Financiering cultuureducatie uit de lumpsum - Primair Onderwijs

Vanaf schooljaar 2021-2022 zijn de gelden voor cultuureducatie volledig opgenomen in de lumpsum. Eerder waren deze gelden onderdeel van de prestatiebox .

In de oude situatie hadden we de prestatieboxgelden voor cultuureducatie die ieder jaar keurig in de staatscourant gepubliceerd werden. Omdat er specifieke prestaties aan deze gelden hingen moest een school dit ook specifiek verantwoorden. Daarnaast bestond de oude lumpsumregeling uit een set van rekenregels uit het verleden, die nog wel gebruikt werden maar waar je geen aanspraak op kon doen gelden. De berekening van de Londo-gelden was zo’n rekenregel die we ook nog steeds adviseerden te gebruiken. Bij de nieuwe lumpsum zijn alle oude rekenregels komen te vervallen en is er een hele nieuwe beperkte set van rekenregels gemaakt die niets meer met cultuureducatie te maken hebben. Het enige dat we weten is dat scholen (ongeveer) hetzelfde bedrag voor cultuureducatie nog steeds moeten krijgen en dat de lumpsum telkens geïndexeerd wordt.
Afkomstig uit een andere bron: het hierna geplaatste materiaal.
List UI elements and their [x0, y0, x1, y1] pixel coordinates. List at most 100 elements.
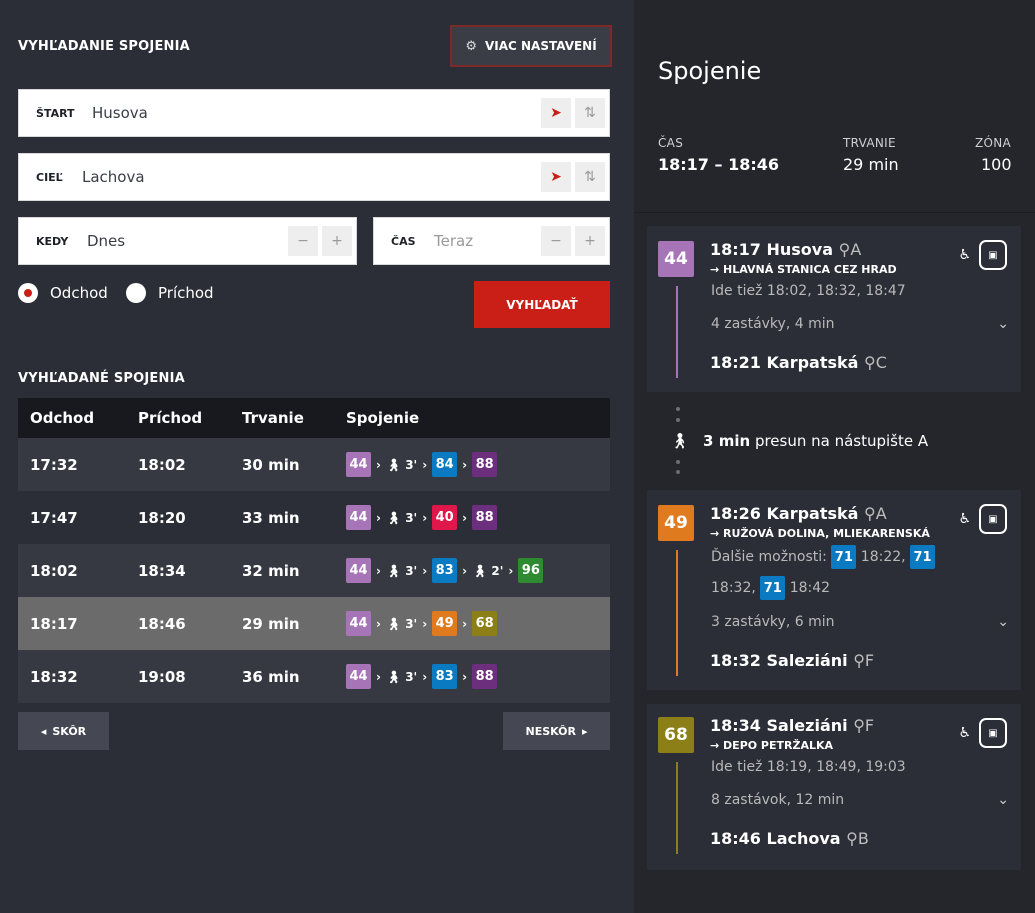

Op de vraag hoeveel budget er beschikbaar is vanuit de school wordt het steeds lastiger om daar een concreet antwoord te geven. Uiteindelijk is dat impliciet ook de bedoeling van dit beleid; het aantal rekenregels wordt steeds verder teruggebracht; de financiële autonomie van schoolbesturen wordt steeds groter. Bovendien geven de (voormalige) budgetten een onjuist beeld van de investeringen in cultuur vanuit de school; kosten voor scholing kunnen uit het scholingsbudget; de middelen van het NPO kunnen worden ingezet voor de inzet van vakleerkrachten en soms zijn er ook middelen vanuit de ouderraad beschikbaar.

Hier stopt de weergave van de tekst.